Ordinary people are unlikely to know that successful long-term diabetes care requires significant lifestyle changes in diet, weight, alcohol use, self-testing of blood-sugar levels and injecting insulin, and that if you don’t adhere to these you can lose your sight, have serious kidney problems, develop gangrene and need amputations. People aren’t told or don’t hear the full diabetes comparison story – that many people fail to achieve proper diabetes self-care and pay the health consequences.
When people are lost to follow-up with HIV, we need to make plain there will probably be a price to be paid in worsened health. Clinics need to be scrupulously accurate and fully explain what they are saying because people traumatised by bad news don’t absorb information reliably.
Chris Morley makes six recommendations to reduce the number of patients lost to care.
- We need to better understand the reasons people drop out of care.

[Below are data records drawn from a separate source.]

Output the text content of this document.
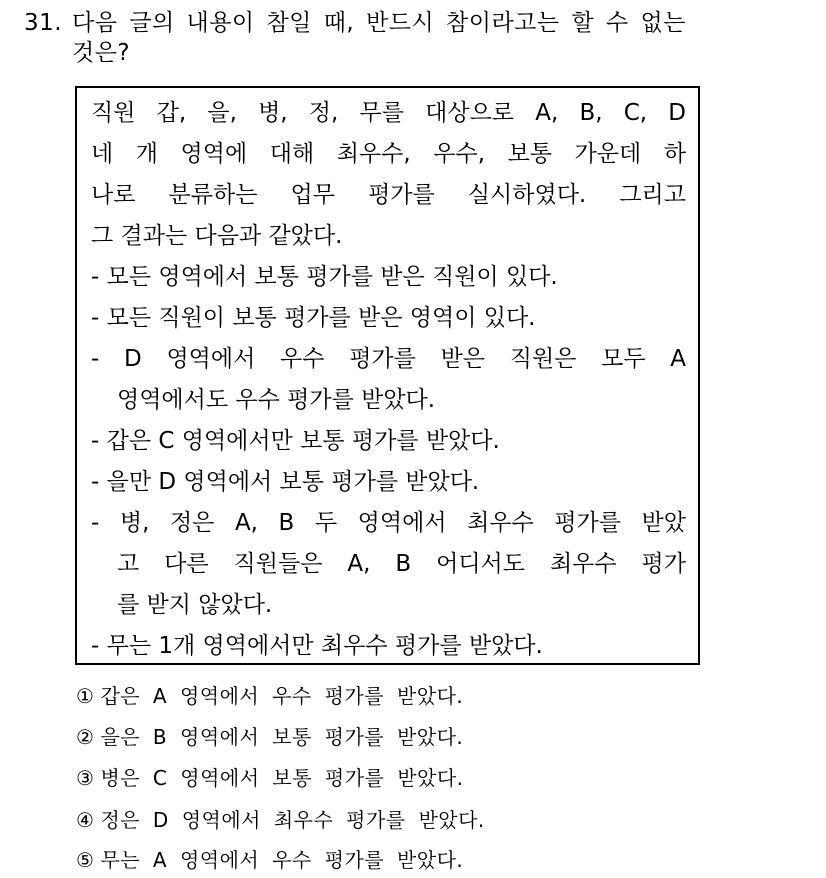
31. 다음 글의 내용이 참일 때, 반드시 참이라고는 할 수 없는
것은?
직원 갑, 을, 병, 정, 무를 대상으로 A, B, C, D
네 개 영역에 대해 최우수, 우수, 보통 가운데 하
나로 분류하는 업무 평가를 실시하였다. 그리고
그 결과는 다음과 같았다.
- 모든 영역에서 보통 평가를 받은 직원이 있다.
- 모든 직원이 보통 평가를 받은 영역이 있다.
- D 영역에서 우수 평가를 받은 직원은 모두 A
영역에서도 우수 평가를 받았다.
- 갑은 C 영역에서만 보통 평가를 받았다.
- 을만 D 영역에서 보통 평가를 받았다.
- 병, 정은 A, B 두 영역에서 최우수 평가를 받았
고 다른 직원들은 A, B 어디서도 최우수 평가
를 받지 않았다.
- 무는 1개 영역에서만 최우수 평가를 받았다.
① 갑은 A 영역에서 우수 평가를 받았다.
② 을은 B 영역에서 보통 평가를 받았다.
③ 병은 C 영역에서 보통 평가를 받았다.
④ 정은 D 영역에서 최우수 평가를 받았다.
⑤ 무는 A 영역에서 우수 평가를 받았다.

These could include stigma, shame, fear, disbelief, misunderstandings about HIV and treatment, mental ill-health, adverse life circumstances, conflicts with the individual’s socio-cultural beliefs and not prioritising HIV in a busy life.
- The HPA needs to improve its analysis of people who drop out and should feed back anonymised details to HIV clinics and community organisations.
- Community research among people living with HIV is needed, to find out exactly why and for how long people drop out of care after diagnosis.
- Organisations like the British HIV Association and the London HIV Consortium could audit HIV clinics for patient retention.
- Good practice guides developed by organisations like BHIVA and further training can help clinics to predict likely drop-outs and meet their needs better.
- Community organisations need to be aware that many of their service users may not be attending clinics and take steps to identify and better support them.
1. See for instance Chadborn TR et al. No time to wait: how many HIV-infected homosexual men are diagnosed late and consequently die? (England and Wales, 1993-2002). AIDS 19: 513-520, 2005.
2. Ndiaye B et al. Characteristics of and outcomes in HIV-infected patients who return to care after loss to follow-up. AIDS 23 (online edition), 2009.
3. Centers for Disease Control HIV Counseling with Rapid Tests factsheet. See www.cdc.gov/hiv/topics/testing/resources/factsheets/rt_counseling.htm
4. Gerver S HIV-positive patient retention in the UK: high rate of loss to clinical follow-up among patients from a London clinic. 17th International AIDS Conference, Mexico City, abstract TUAB0205, 2008.
5. See www.nwpho.org.uk/hiv
7. Rice B et al. Loss to follow-up, mortality, and intermittent attendance among persons accessing HIV care in the UK. HIV Medicine, 10, Supplement 1, Poster P112, 2008.